I spent 7 months teaching in India through a fellowship at the college I went to. We were there from August through the end of March (1996-1997) and I spent Christmas there. We decorated a leafy "tree" (it was actually a big branch that came off a huge tree) with candy wrappers folded into ornaments, gum foil, and even some colored cellophane from food packaging. Presents included candy (a small bag of hard candy for everyone), some special snacks, and maybe a new outfit for each member of the family. That was it.

Seeing how resourceful others have to be and how thankful they are for so much less is sobering, but I feel immensely grateful that I had the opportunity to see how most of the world is living. It truly changed how I view the world and my place in it.

debby said...

Beautiful thoughts, Chris. I just turned in my Christmas box this morning. I think about this stuff a lot. Every time I let the shower run a little longer just for the luxury of it, I think about people who didn't have clean water to drink today. It is terrible problem in our world today.

99ToGo said...

So now I don't feel so bad about having a breakdown in my own Walmart a couple of years ago...We weren't sending shoeboxes to 3rd world kids, but to (comparably wealthier) children in our local foster care system.

At first I walked in and looked around to find something mice, but cheap. I picked over a few things that were requested and balked at their prices. Then I thought about how our "child" would feel about bringing the new gift to school after the new year. Would she be proud? Made fun of? More fully aware of what she lacked compared to the other kids with permanent homes whose parents went all out on their Christmas shopping?

Because we do that. We spoil our girls senseless and so do their grandparents, and pathetic me was standing in that aisle trying to go cheap.

Then I started crying and tried to find items that would really brighten the day of the child we'd picked. And I didn't feel any better, because I still wondered how hard it must be for a little girl without her family to look out at a world of kids who 'have it all'. Stuff, sure.
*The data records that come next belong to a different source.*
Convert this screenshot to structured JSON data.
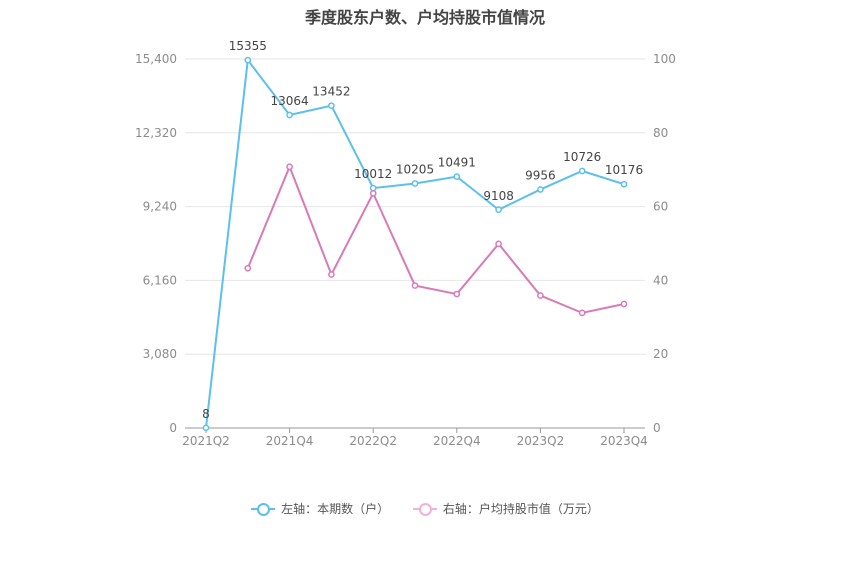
{
  "title": "季度股东户数、户均持股市值情况",
  "chart_data": {
    "type": "line",
    "title": "季度股东户数、户均持股市值情况",
    "x": [
      "2021Q2",
      "2021Q3",
      "2021Q4",
      "2022Q1",
      "2022Q2",
      "2022Q3",
      "2022Q4",
      "2023Q1",
      "2023Q2",
      "2023Q3",
      "2023Q4"
    ],
    "x_tick_labels": [
      "2021Q2",
      "2021Q4",
      "2022Q2",
      "2022Q4",
      "2023Q2",
      "2023Q4"
    ],
    "y_left": {
      "ticks": [
        "0",
        "3,080",
        "6,160",
        "9,240",
        "12,320",
        "15,400"
      ],
      "range": [
        0,
        15400
      ]
    },
    "y_right": {
      "ticks": [
        "0",
        "20",
        "40",
        "60",
        "80",
        "100"
      ],
      "range": [
        0,
        100
      ]
    },
    "series": [
      {
        "name": "左轴：本期数（户）",
        "axis": "left",
        "color": "#5bc0eb",
        "values": [
          8,
          15355,
          13064,
          13452,
          10012,
          10205,
          10491,
          9108,
          9956,
          10726,
          10176
        ],
        "labels": [
          "8",
          "15355",
          "13064",
          "13452",
          "10012",
          "10205",
          "10491",
          "9108",
          "9956",
          "10726",
          "10176"
        ]
      },
      {
        "name": "右轴：户均持股市值（万元）",
        "axis": "right",
        "color": "#d97ab8",
        "values": [
          null,
          43.3,
          70.8,
          41.6,
          63.6,
          38.6,
          36.3,
          49.9,
          35.9,
          31.2,
          33.6
        ]
      }
    ],
    "grid": true,
    "legend_position": "bottom"
  }
}
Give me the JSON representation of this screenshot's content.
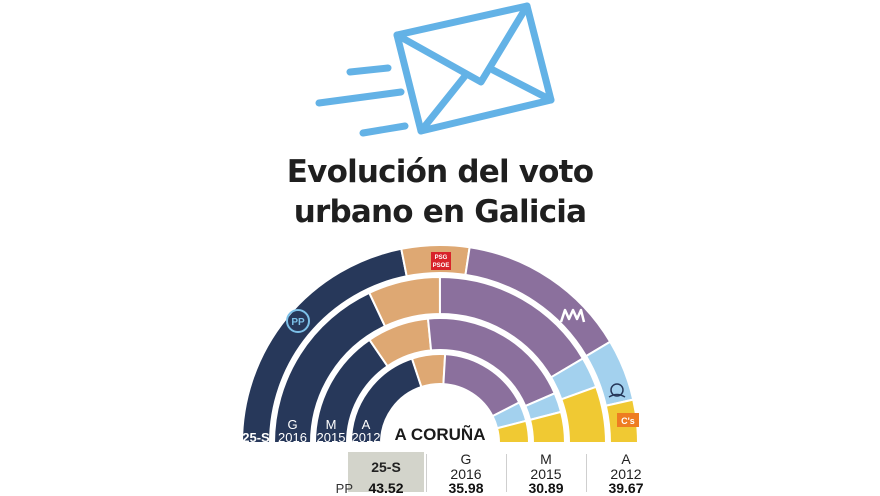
{
  "title_line1": "Evolución del voto",
  "title_line2": "urbano en Galicia",
  "city": "A CORUÑA",
  "icons": {
    "envelope": "envelope-icon",
    "pp": "pp-logo",
    "psoe": "psdeg-psoe-logo",
    "marea": "marea-logo",
    "bng": "bng-logo",
    "cs": "ciudadanos-logo"
  },
  "logo_text": {
    "psoe": "PSOE",
    "psdeg": "PSG",
    "cs": "C's"
  },
  "colors": {
    "pp": "#27385a",
    "psoe": "#dea873",
    "marea": "#8b709d",
    "bng": "#a3d1ee",
    "cs": "#f0c933",
    "envelope": "#63b2e6"
  },
  "chart_data": {
    "type": "pie",
    "subtype": "stacked-semicircle",
    "rings_outer_to_inner": [
      "25-S",
      "G 2016",
      "M 2015",
      "A 2012"
    ],
    "ring_labels": [
      {
        "top": "",
        "bottom": "25-S"
      },
      {
        "top": "G",
        "bottom": "2016"
      },
      {
        "top": "M",
        "bottom": "2015"
      },
      {
        "top": "A",
        "bottom": "2012"
      }
    ],
    "series": [
      {
        "name": "PP",
        "values": [
          43.52,
          35.98,
          30.89,
          39.67
        ]
      },
      {
        "name": "PSOE",
        "values": [
          11,
          14,
          16,
          12
        ]
      },
      {
        "name": "Marea",
        "values": [
          28,
          33,
          40,
          33
        ]
      },
      {
        "name": "BNG",
        "values": [
          10,
          6,
          5,
          7
        ]
      },
      {
        "name": "Cs",
        "values": [
          7,
          11,
          8,
          8
        ]
      }
    ]
  },
  "table": {
    "headers": [
      {
        "top": "25-S",
        "bottom": "",
        "selected": true
      },
      {
        "top": "G",
        "bottom": "2016",
        "selected": false
      },
      {
        "top": "M",
        "bottom": "2015",
        "selected": false
      },
      {
        "top": "A",
        "bottom": "2012",
        "selected": false
      }
    ],
    "rows": [
      {
        "label": "PP",
        "values": [
          "43.52",
          "35.98",
          "30.89",
          "39.67"
        ]
      }
    ]
  }
}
But more important, the love and stability that children deserve.

Heartbreak indeed.

Putz said...

all you guys kind of depress me today, so maybe i will go elsewhere

M Pax said...

It is good to learn to be grateful for what we have. All the little things we take for granted.
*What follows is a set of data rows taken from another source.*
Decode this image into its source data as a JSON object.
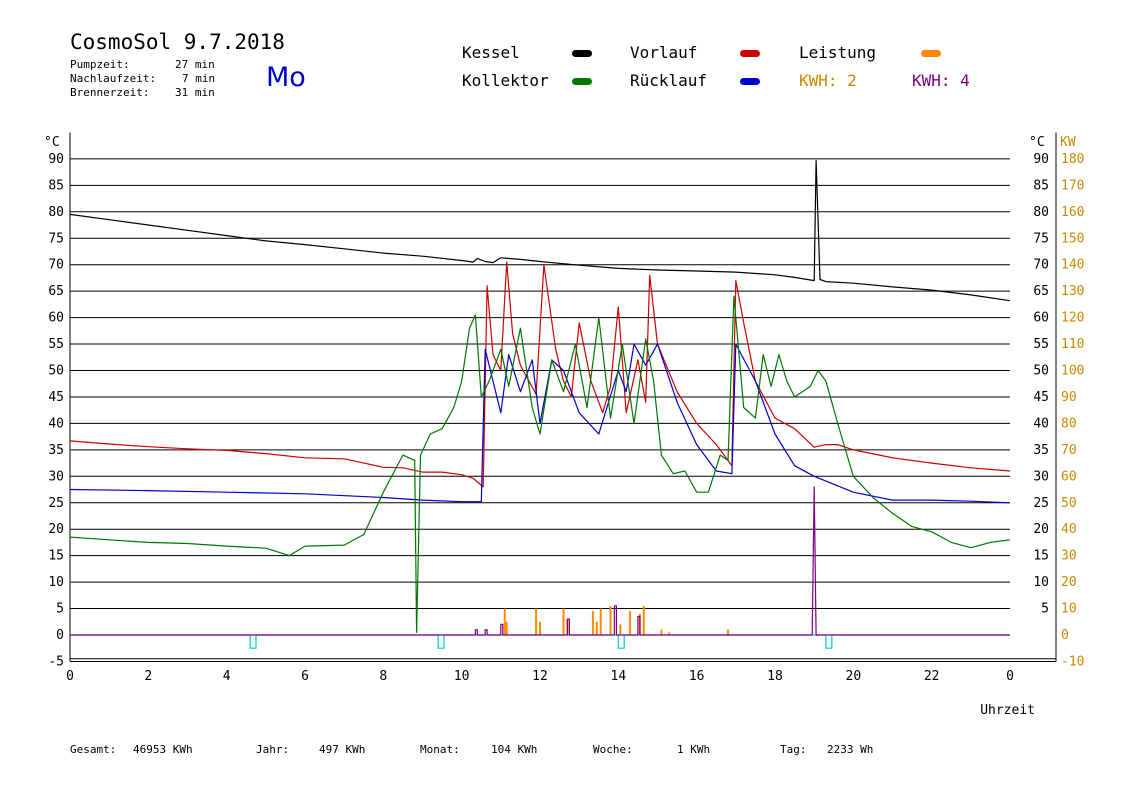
{
  "header": {
    "title": "CosmoSol 9.7.2018",
    "day": "Mo",
    "info": [
      {
        "label": "Pumpzeit:",
        "value": "27 min"
      },
      {
        "label": "Nachlaufzeit:",
        "value": "7 min"
      },
      {
        "label": "Brennerzeit:",
        "value": "31 min"
      }
    ]
  },
  "legend": {
    "kessel": "Kessel",
    "vorlauf": "Vorlauf",
    "leistung": "Leistung",
    "kollektor": "Kollektor",
    "ruecklauf": "Rücklauf",
    "kwh2": "KWH: 2",
    "kwh4": "KWH: 4"
  },
  "colors": {
    "kessel": "#000000",
    "vorlauf": "#cc0000",
    "ruecklauf": "#0000cc",
    "kollektor": "#007700",
    "leistung": "#ff8800",
    "kwh4": "#800080",
    "pump": "#00cccc",
    "right_axis": "#cc8800"
  },
  "footer": {
    "gesamt_label": "Gesamt:",
    "gesamt_value": "46953 KWh",
    "jahr_label": "Jahr:",
    "jahr_value": "497 KWh",
    "monat_label": "Monat:",
    "monat_value": "104 KWh",
    "woche_label": "Woche:",
    "woche_value": "1 KWh",
    "tag_label": "Tag:",
    "tag_value": "2233 Wh"
  },
  "chart_data": {
    "type": "line",
    "xlabel": "Uhrzeit",
    "ylabel_left": "°C",
    "ylabel_right_unit": "°C",
    "ylabel_right_power": "KW",
    "xlim": [
      0,
      24
    ],
    "ylim": [
      -5,
      95
    ],
    "x_ticks": [
      "0",
      "2",
      "4",
      "6",
      "8",
      "10",
      "12",
      "14",
      "16",
      "18",
      "20",
      "22",
      "0"
    ],
    "y_ticks_left": [
      "90",
      "85",
      "80",
      "75",
      "70",
      "65",
      "60",
      "55",
      "50",
      "45",
      "40",
      "35",
      "30",
      "25",
      "20",
      "15",
      "10",
      "5",
      "0",
      "-5"
    ],
    "y_ticks_right_temp": [
      "90",
      "85",
      "80",
      "75",
      "70",
      "65",
      "60",
      "55",
      "50",
      "45",
      "40",
      "35",
      "30",
      "25",
      "20",
      "15",
      "10",
      "5"
    ],
    "y_ticks_right_power": [
      "180",
      "170",
      "160",
      "150",
      "140",
      "130",
      "120",
      "110",
      "100",
      "90",
      "80",
      "70",
      "60",
      "50",
      "40",
      "30",
      "20",
      "10",
      "0",
      "-10"
    ],
    "series": [
      {
        "name": "Kessel",
        "key": "kessel",
        "x": [
          0,
          1,
          2,
          3,
          4,
          5,
          6,
          7,
          8,
          9,
          10,
          10.3,
          10.4,
          10.6,
          10.8,
          11,
          11.5,
          12,
          13,
          14,
          15,
          16,
          17,
          18,
          18.5,
          19,
          19.05,
          19.15,
          19.3,
          20,
          21,
          22,
          23,
          24
        ],
        "y": [
          79.5,
          78.5,
          77.5,
          76.5,
          75.5,
          74.5,
          73.8,
          73,
          72.2,
          71.6,
          70.8,
          70.5,
          71.2,
          70.6,
          70.4,
          71.3,
          71,
          70.6,
          69.9,
          69.3,
          69,
          68.8,
          68.6,
          68.1,
          67.6,
          67,
          89.7,
          67.2,
          66.8,
          66.5,
          65.8,
          65.2,
          64.3,
          63.2
        ]
      },
      {
        "name": "Vorlauf",
        "key": "vorlauf",
        "x": [
          0,
          1,
          2,
          3,
          4,
          5,
          6,
          7,
          7.5,
          8,
          8.5,
          9,
          9.5,
          10,
          10.3,
          10.55,
          10.65,
          10.8,
          11,
          11.15,
          11.3,
          11.5,
          11.9,
          12.1,
          12.4,
          12.6,
          12.8,
          13.0,
          13.3,
          13.6,
          13.8,
          14.0,
          14.2,
          14.5,
          14.7,
          14.8,
          15.0,
          15.5,
          16,
          16.5,
          16.9,
          17.0,
          17.2,
          17.5,
          18,
          18.5,
          19,
          19.3,
          19.6,
          20,
          21,
          22,
          23,
          24
        ],
        "y": [
          36.7,
          36.1,
          35.6,
          35.2,
          34.9,
          34.3,
          33.5,
          33.3,
          32.5,
          31.7,
          31.6,
          30.8,
          30.8,
          30.3,
          29.6,
          28,
          66,
          53,
          50,
          70.5,
          57,
          51,
          45.5,
          70,
          54,
          48,
          45,
          59,
          48,
          42,
          47,
          62,
          42,
          52,
          44,
          68,
          55,
          46,
          40,
          36,
          32,
          67,
          59,
          48,
          41,
          39,
          35.5,
          36,
          36,
          35,
          33.5,
          32.5,
          31.6,
          31
        ]
      },
      {
        "name": "Rücklauf",
        "key": "ruecklauf",
        "x": [
          0,
          2,
          4,
          6,
          8,
          9,
          10,
          10.5,
          10.6,
          10.8,
          11.0,
          11.2,
          11.5,
          11.8,
          12.0,
          12.3,
          12.6,
          13.0,
          13.5,
          14.0,
          14.2,
          14.4,
          14.7,
          15.0,
          15.5,
          16,
          16.5,
          16.9,
          17.0,
          17.5,
          18,
          18.5,
          19,
          20,
          21,
          22,
          23,
          24
        ],
        "y": [
          27.5,
          27.3,
          27,
          26.7,
          26,
          25.5,
          25.2,
          25.2,
          54,
          48,
          42,
          53,
          46,
          52,
          40,
          52,
          50,
          42,
          38,
          50,
          46,
          55,
          51,
          55,
          44,
          36,
          31,
          30.5,
          55,
          48,
          38,
          32,
          30,
          27,
          25.5,
          25.5,
          25.3,
          25
        ]
      },
      {
        "name": "Kollektor",
        "key": "kollektor",
        "x": [
          0,
          1,
          2,
          3,
          4,
          5,
          5.6,
          6,
          7,
          7.5,
          8,
          8.5,
          8.8,
          8.85,
          8.95,
          9.2,
          9.5,
          9.8,
          10.0,
          10.2,
          10.35,
          10.5,
          10.7,
          11,
          11.2,
          11.5,
          11.8,
          12,
          12.3,
          12.6,
          12.9,
          13.2,
          13.5,
          13.8,
          14.1,
          14.4,
          14.7,
          14.9,
          15.1,
          15.4,
          15.7,
          16,
          16.3,
          16.6,
          16.8,
          16.95,
          17.2,
          17.5,
          17.7,
          17.9,
          18.1,
          18.3,
          18.5,
          18.7,
          18.9,
          19.1,
          19.3,
          19.6,
          20,
          20.5,
          21,
          21.5,
          22,
          22.5,
          23,
          23.5,
          24
        ],
        "y": [
          18.5,
          18,
          17.5,
          17.3,
          16.8,
          16.4,
          15,
          16.8,
          17,
          19,
          27,
          34,
          33,
          0.5,
          34,
          38,
          39,
          43,
          48,
          58,
          60.5,
          45,
          48,
          54,
          47,
          58,
          43,
          38,
          52,
          46,
          55,
          43,
          60,
          41,
          55,
          40,
          56,
          48,
          34,
          30.5,
          31,
          27,
          27,
          34,
          33,
          64,
          43,
          41,
          53,
          47,
          53,
          48,
          45,
          46,
          47,
          50,
          48,
          40,
          30,
          26,
          23,
          20.5,
          19.5,
          17.5,
          16.5,
          17.5,
          18
        ]
      },
      {
        "name": "Pumpe",
        "key": "pump",
        "x": [
          0,
          4.6,
          4.6,
          4.75,
          4.75,
          9.4,
          9.4,
          9.55,
          9.55,
          14.0,
          14.0,
          14.15,
          14.15,
          19.3,
          19.3,
          19.45,
          19.45,
          24
        ],
        "y": [
          0,
          0,
          -2.5,
          -2.5,
          0,
          0,
          -2.5,
          -2.5,
          0,
          0,
          -2.5,
          -2.5,
          0,
          0,
          -2.5,
          -2.5,
          0,
          0
        ]
      },
      {
        "name": "KWH: 4",
        "key": "kwh4",
        "x": [
          0,
          10.35,
          10.35,
          10.4,
          10.4,
          10.6,
          10.6,
          10.65,
          10.65,
          11.0,
          11.0,
          11.05,
          11.05,
          12.7,
          12.7,
          12.75,
          12.75,
          13.9,
          13.9,
          13.95,
          13.95,
          14.5,
          14.5,
          14.55,
          14.55,
          18.95,
          18.95,
          19.0,
          19.0,
          19.05,
          19.05,
          19.1,
          19.1,
          24
        ],
        "y": [
          0,
          0,
          1,
          1,
          0,
          0,
          1,
          1,
          0,
          0,
          2,
          2,
          0,
          0,
          3,
          3,
          0,
          0,
          5.5,
          5.5,
          0,
          0,
          3.5,
          3.5,
          0,
          0,
          0,
          28,
          28,
          0,
          0,
          0,
          0,
          0
        ]
      }
    ],
    "bars": {
      "key": "leistung",
      "x": [
        11.1,
        11.15,
        11.9,
        12.0,
        12.6,
        12.7,
        13.35,
        13.45,
        13.55,
        13.8,
        14.05,
        14.3,
        14.55,
        14.65,
        15.1,
        15.3,
        16.8
      ],
      "values": [
        10,
        5,
        10,
        5,
        10,
        6,
        9,
        5,
        10,
        11,
        4,
        9,
        8,
        11,
        2,
        1,
        2
      ]
    }
  }
}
here I sit wondering what is an appropriate gift for my nieces who just lost their father or for my sister who just lost her best friend. I am hoping my presence is something they can't get anywhere else.

'Yellow Rose' Jasmine said...

Chris- thank you for writing about your experience with this. I went right to the website for Operation Christmas Child and found out where there was a church I could send a box through. I just couldn't get the idea of 'one box' out of my head and I felt compelled to do something. We will send two boxes ourselves and then I will collect some from friends. Again, thanks for telling of your experience. I am glad for the opportunity to do this as well.

cmoursler said...

wow @ yellow rose...
That is wonderful and makes me feel so much better. How awesome. Thank you.